L'avenir de l'argent dans votre plan FIRE : CBDC, paiements numériques et épargne à long terme
- Qu’est-ce qu’une CBDC et ce qu’elle n’est pas
- Pourquoi c’est important pour ceux qui recherchent l’indépendance financière
- La liquidité ne consiste plus seulement à « avoir de l’argent »

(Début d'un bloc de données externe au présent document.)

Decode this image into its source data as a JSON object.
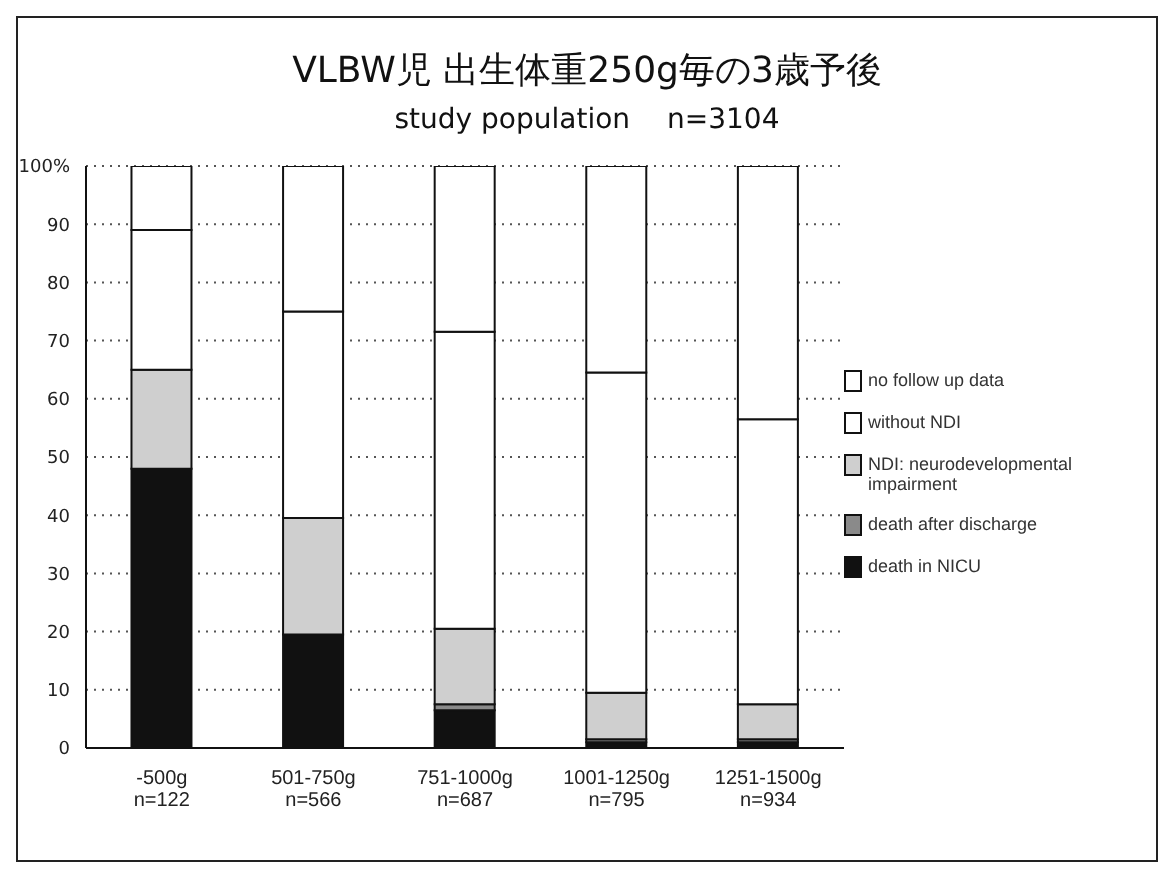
{
  "chart_data": {
    "type": "bar",
    "title": "VLBW児 出生体重250g毎の3歳予後",
    "subtitle": "study population　 n=3104",
    "categories": [
      "-500g\nn=122",
      "501-750g\nn=566",
      "751-1000g\nn=687",
      "1001-1250g\nn=795",
      "1251-1500g\nn=934"
    ],
    "stacked": true,
    "series": [
      {
        "name": "death in NICU",
        "color": "#111111",
        "values": [
          48,
          19.5,
          6.5,
          1,
          1
        ]
      },
      {
        "name": "death after discharge",
        "color": "#8a8a8a",
        "values": [
          0,
          0,
          1,
          0.5,
          0.5
        ]
      },
      {
        "name": "NDI: neurodevelopmental impairment",
        "color": "#cfcfcf",
        "values": [
          17,
          20,
          13,
          8,
          6
        ]
      },
      {
        "name": "without NDI",
        "color": "#ffffff",
        "values": [
          24,
          35.5,
          51,
          55,
          49
        ]
      },
      {
        "name": "no follow up data",
        "color": "#ffffff",
        "values": [
          11,
          25,
          28.5,
          35.5,
          43.5
        ]
      }
    ],
    "ylim": [
      0,
      100
    ],
    "yticks": [
      0,
      10,
      20,
      30,
      40,
      50,
      60,
      70,
      80,
      90,
      {
        "value": 100,
        "label": "100%"
      }
    ],
    "grid": "y",
    "legend": "right"
  }
}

- CBDC : plus de sécurité nominale, pas plus de rentabilité réelle
- Comment vos projections d’épargne pourraient changer
- Exemple pratique : une maison FIRE avec une dépense mensuelle de 2 500 €
- Le risque le moins visible : confondre innovation monétaire et rentabilité
- Comment simuler ce changement dans My FIRE Simulator
- 1. Séparer liquidité et investissement
- 2. Modéliser un rendement inférieur pour la partie liquide
- 3. Stressez vos retraits
- Quels indicateurs surveiller d’ici 2029
- Conclusion : L’argent change de forme, mais le FEU reste une mathématique
Lorsqu’une personne conçoit un plan FIRE, elle pense généralement à trois variables principales : combien elle épargne, quelle rentabilité elle attend et combien elle peut retirer sans manquer d’argent. Cela va de soi. L’indépendance financière se construit avec les revenus, les dépenses, les actifs productifs, les impôts et l’inflation.
Mais il existe une couche plus discrète qui n’apparaît presque jamais dans la feuille de calcul : l’infrastructure de l’argent. Comment facturez-vous, comment payez-vous, combien de temps prennent les transferts, que se passe-t-il si une banque bloque une opération, quelles sont les alternatives dont vous disposez en cas de défaillance d’un réseau de cartes ou comment accéder aux liquidités en période de tension.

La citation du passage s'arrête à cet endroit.